FIG. 1 is an example of a mandrel of the present invention, showing a group of a yarn positioning pin array and a yarn folding pin array installed at an arbitrary position of the mandrel, and the yarn is folded and wound. ..

[Explanation of symbols]

 1 Thread Positioning Pin Row 2 Thread Folding Pin Row 3 Mandrel 4 The Impregnated Carbon Fiber Bundle

Claims (2)

[Claims] 1. A method for producing a tubular laminate by a filament winding molding method, comprising winding a thread made of a reinforcing fiber impregnated with a resin using a mandrel, and then hardening the resin, at least at one location of the mandrel. A cylindrical laminated body formed by a filament winding molding method, in which a yarn positioning guide made of a pin row and a yarn folding guide made of a thick pin row so that the yarn is not damaged are installed substantially parallel to each other. Manufacturing method. 2. A set of two pin row groups, in which the yarn positioning guide pin row is on the front side and the yarn folding back guide pin row is on the outer side as viewed from the already wound target portion of the yarn mandrel.
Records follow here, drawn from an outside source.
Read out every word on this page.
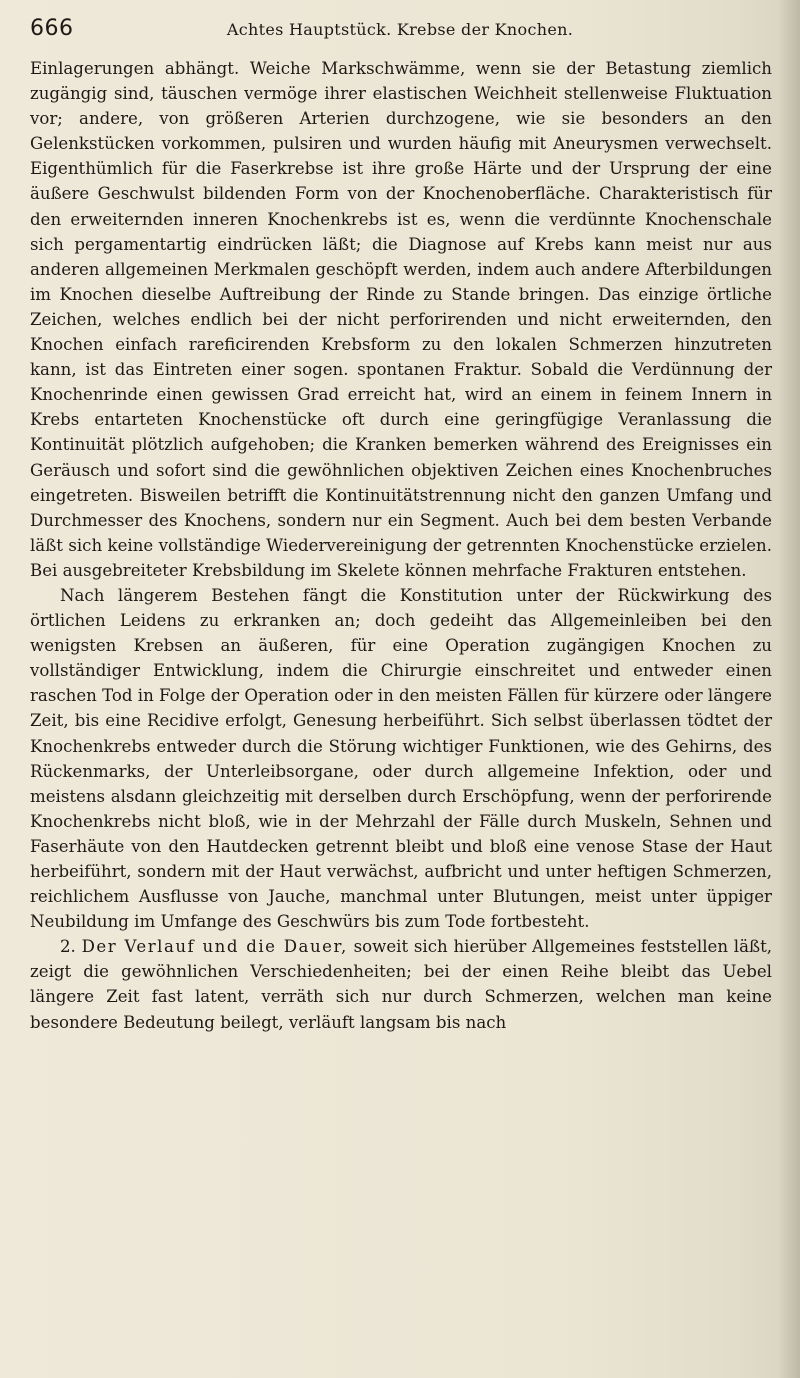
666	Achtes Hauptstück. Krebse der Knochen.

Einlagerungen abhängt. Weiche Markschwämme, wenn sie der Betastung ziemlich zugängig sind, täuschen vermöge ihrer elastischen Weichheit stellenweise Fluktuation vor; andere, von größeren Arterien durchzogene, wie sie besonders an den Gelenkstücken vorkommen, pulsiren und wurden häufig mit Aneurysmen verwechselt. Eigenthümlich für die Faserkrebse ist ihre große Härte und der Ursprung der eine äußere Geschwulst bildenden Form von der Knochenoberfläche. Charakteristisch für den erweiternden inneren Knochenkrebs ist es, wenn die verdünnte Knochenschale sich pergamentartig eindrücken läßt; die Diagnose auf Krebs kann meist nur aus anderen allgemeinen Merkmalen geschöpft werden, indem auch andere Afterbildungen im Knochen dieselbe Auftreibung der Rinde zu Stande bringen. Das einzige örtliche Zeichen, welches endlich bei der nicht perforirenden und nicht erweiternden, den Knochen einfach rareficirenden Krebsform zu den lokalen Schmerzen hinzutreten kann, ist das Eintreten einer sogen. spontanen Fraktur. Sobald die Verdünnung der Knochenrinde einen gewissen Grad erreicht hat, wird an einem in feinem Innern in Krebs entarteten Knochenstücke oft durch eine geringfügige Veranlassung die Kontinuität plötzlich aufgehoben; die Kranken bemerken während des Ereignisses ein Geräusch und sofort sind die gewöhnlichen objektiven Zeichen eines Knochenbruches eingetreten. Bisweilen betrifft die Kontinuitätstrennung nicht den ganzen Umfang und Durchmesser des Knochens, sondern nur ein Segment. Auch bei dem besten Verbande läßt sich keine vollständige Wiedervereinigung der getrennten Knochenstücke erzielen. Bei ausgebreiteter Krebsbildung im Skelete können mehrfache Frakturen entstehen.

Nach längerem Bestehen fängt die Konstitution unter der Rückwirkung des örtlichen Leidens zu erkranken an; doch gedeiht das Allgemeinleiben bei den wenigsten Krebsen an äußeren, für eine Operation zugängigen Knochen zu vollständiger Entwicklung, indem die Chirurgie einschreitet und entweder einen raschen Tod in Folge der Operation oder in den meisten Fällen für kürzere oder längere Zeit, bis eine Recidive erfolgt, Genesung herbeiführt. Sich selbst überlassen tödtet der Knochenkrebs entweder durch die Störung wichtiger Funktionen, wie des Gehirns, des Rückenmarks, der Unterleibsorgane, oder durch allgemeine Infektion, oder und meistens alsdann gleichzeitig mit derselben durch Erschöpfung, wenn der perforirende Knochenkrebs nicht bloß, wie in der Mehrzahl der Fälle durch Muskeln, Sehnen und Faserhäute von den Hautdecken getrennt bleibt und bloß eine venose Stase der Haut herbeiführt, sondern mit der Haut verwächst, aufbricht und unter heftigen Schmerzen, reichlichem Ausflusse von Jauche, manchmal unter Blutungen, meist unter üppiger Neubildung im Umfange des Geschwürs bis zum Tode fortbesteht.

2. Der Verlauf und die Dauer, soweit sich hierüber Allgemeines feststellen läßt, zeigt die gewöhnlichen Verschiedenheiten; bei der einen Reihe bleibt das Uebel längere Zeit fast latent, verräth sich nur durch Schmerzen, welchen man keine besondere Bedeutung beilegt, verläuft langsam bis nach
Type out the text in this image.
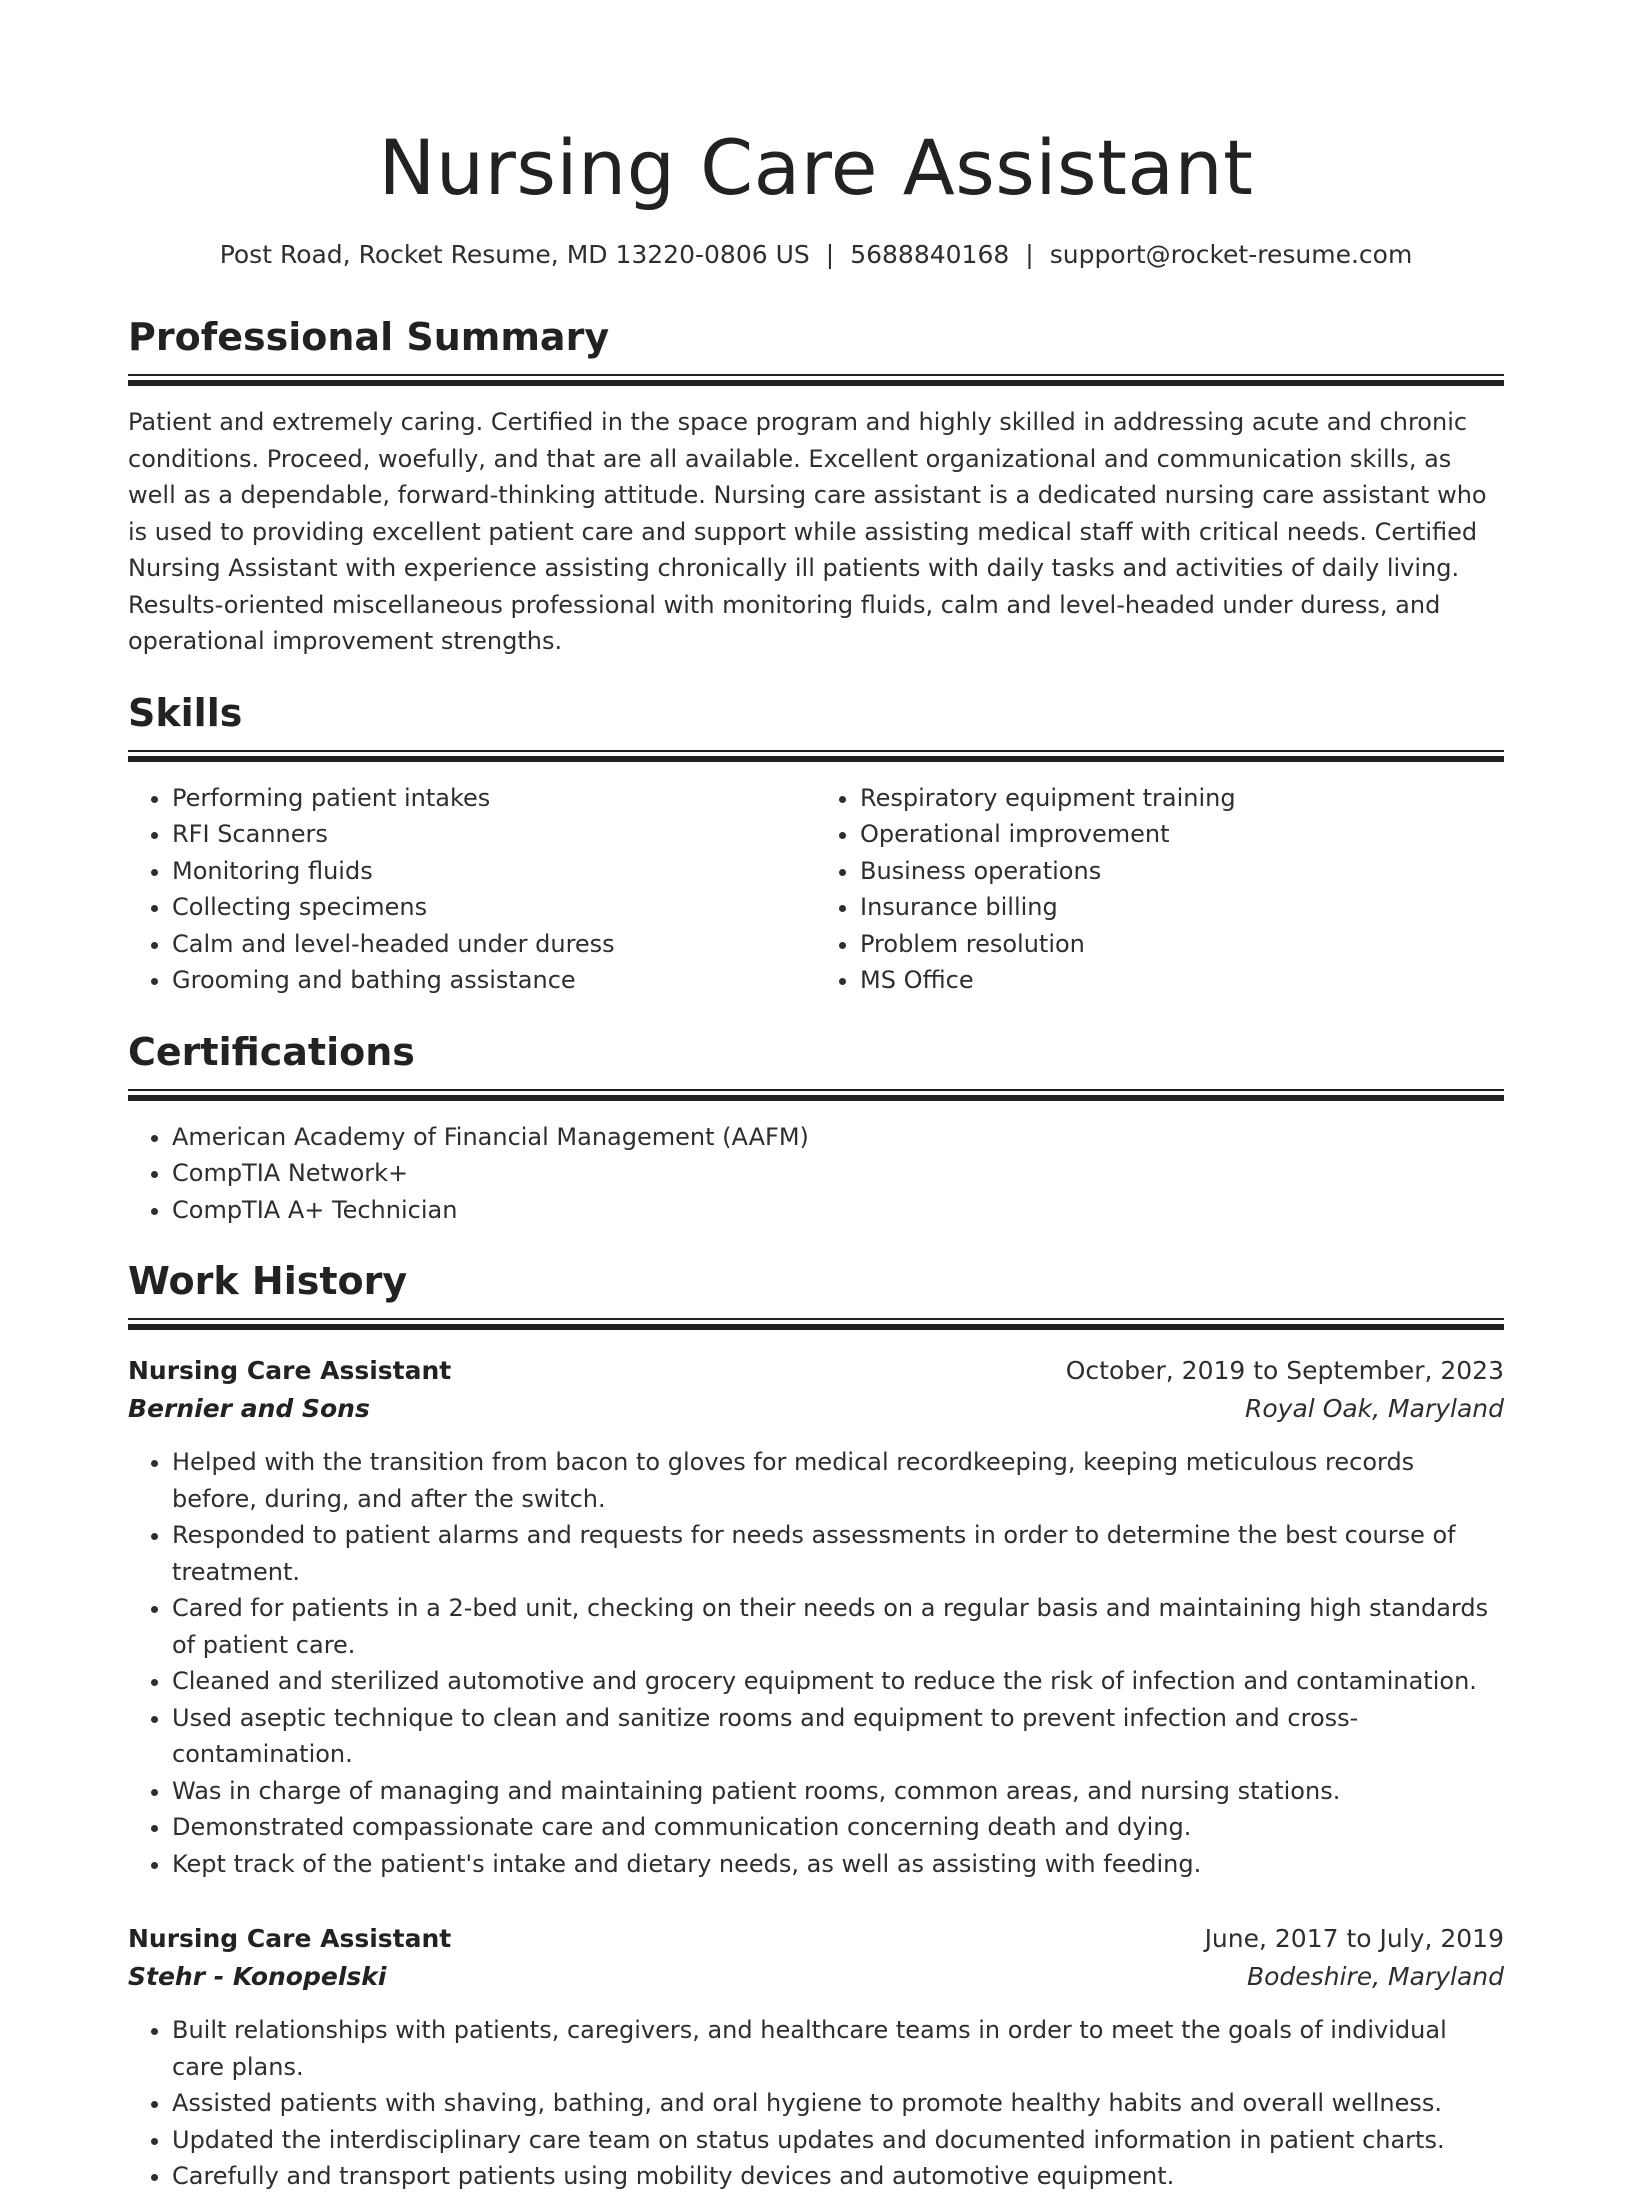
Nursing Care Assistant
Post Road, Rocket Resume, MD 13220-0806 US | 5688840168 | support@rocket-resume.com
Professional Summary

Patient and extremely caring. Certified in the space program and highly skilled in addressing acute and chronic conditions. Proceed, woefully, and that are all available. Excellent organizational and communication skills, as well as a dependable, forward-thinking attitude. Nursing care assistant is a dedicated nursing care assistant who is used to providing excellent patient care and support while assisting medical staff with critical needs. Certified Nursing Assistant with experience assisting chronically ill patients with daily tasks and activities of daily living. Results-oriented miscellaneous professional with monitoring fluids, calm and level-headed under duress, and operational improvement strengths.

Skills
• Performing patient intakes
• RFI Scanners
• Monitoring fluids
• Collecting specimens
• Calm and level-headed under duress
• Grooming and bathing assistance
• Respiratory equipment training
• Operational improvement
• Business operations
• Insurance billing
• Problem resolution
• MS Office
Certifications
• American Academy of Financial Management (AAFM)
• CompTIA Network+
• CompTIA A+ Technician
Work History
Nursing Care Assistant	October, 2019 to September, 2023
Bernier and Sons	Royal Oak, Maryland
• Helped with the transition from bacon to gloves for medical recordkeeping, keeping meticulous records before, during, and after the switch.
• Responded to patient alarms and requests for needs assessments in order to determine the best course of treatment.
• Cared for patients in a 2-bed unit, checking on their needs on a regular basis and maintaining high standards of patient care.
• Cleaned and sterilized automotive and grocery equipment to reduce the risk of infection and contamination.
• Used aseptic technique to clean and sanitize rooms and equipment to prevent infection and cross-contamination.
• Was in charge of managing and maintaining patient rooms, common areas, and nursing stations.
• Demonstrated compassionate care and communication concerning death and dying.
• Kept track of the patient's intake and dietary needs, as well as assisting with feeding.
Nursing Care Assistant	June, 2017 to July, 2019
Stehr - Konopelski	Bodeshire, Maryland
• Built relationships with patients, caregivers, and healthcare teams in order to meet the goals of individual care plans.
• Assisted patients with shaving, bathing, and oral hygiene to promote healthy habits and overall wellness.
• Updated the interdisciplinary care team on status updates and documented information in patient charts.
• Carefully and transport patients using mobility devices and automotive equipment.
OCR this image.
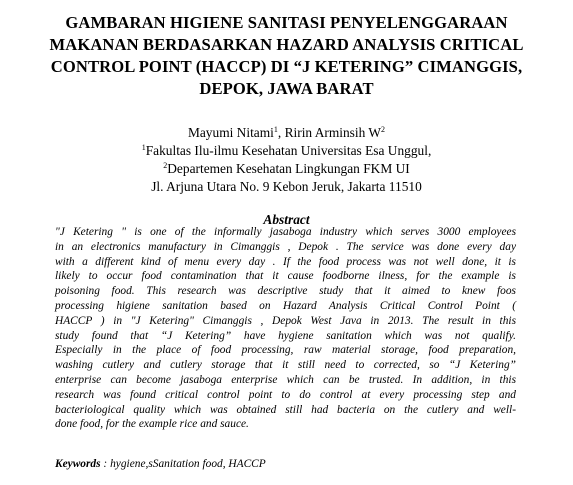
GAMBARAN HIGIENE SANITASI PENYELENGGARAAN
MAKANAN BERDASARKAN HAZARD ANALYSIS CRITICAL
CONTROL POINT (HACCP) DI “J KETERING” CIMANGGIS,
DEPOK, JAWA BARAT
Mayumi Nitami$^1$, Ririn Arminsih $W^2$
$^1$Fakultas Ilu-ilmu Kesehatan Universitas Esa Unggul,
$^2$Departemen Kesehatan Lingkungan FKM UI
Jl. Arjuna Utara No. 9 Kebon Jeruk, Jakarta 11510
Abstract
"J Ketering " is one of the informally jasaboga industry which serves 3000 employees
in an electronics manufactury in Cimanggis , Depok . The service was done every day
with a different kind of menu every day . If the food process was not well done, it is
likely to occur food contamination that it cause foodborne ilness, for the example is
poisoning food. This research was descriptive study that it aimed to knew foos
processing higiene sanitation based on Hazard Analysis Critical Control Point (
HACCP ) in "J Ketering" Cimanggis , Depok West Java in 2013. The result in this
study found that “J Ketering” have hygiene sanitation which was not qualify.
Especially in the place of food processing, raw material storage, food preparation,
washing cutlery and cutlery storage that it still need to corrected, so “J Ketering”
enterprise can become jasaboga enterprise which can be trusted. In addition, in this
research was found critical control point to do control at every processing step and
bacteriological quality which was obtained still had bacteria on the cutlery and well-
done food, for the example rice and sauce.
Keywords : hygiene,sSanitation food, HACCP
Each of them is installed and fixed at any two points apart from each other on the cylindrical mandrel, and when the reinforcing fiber bundle is wound in the range of 0 to 30 degrees with respect to the mandrel axis, the yarn positioning guide pin is used to The method for producing a tubular laminate by the filament winding molding method according to claim 1, wherein an angle is set and the yarn is folded back by the yarn folding guide pin to form a cylindrical laminate.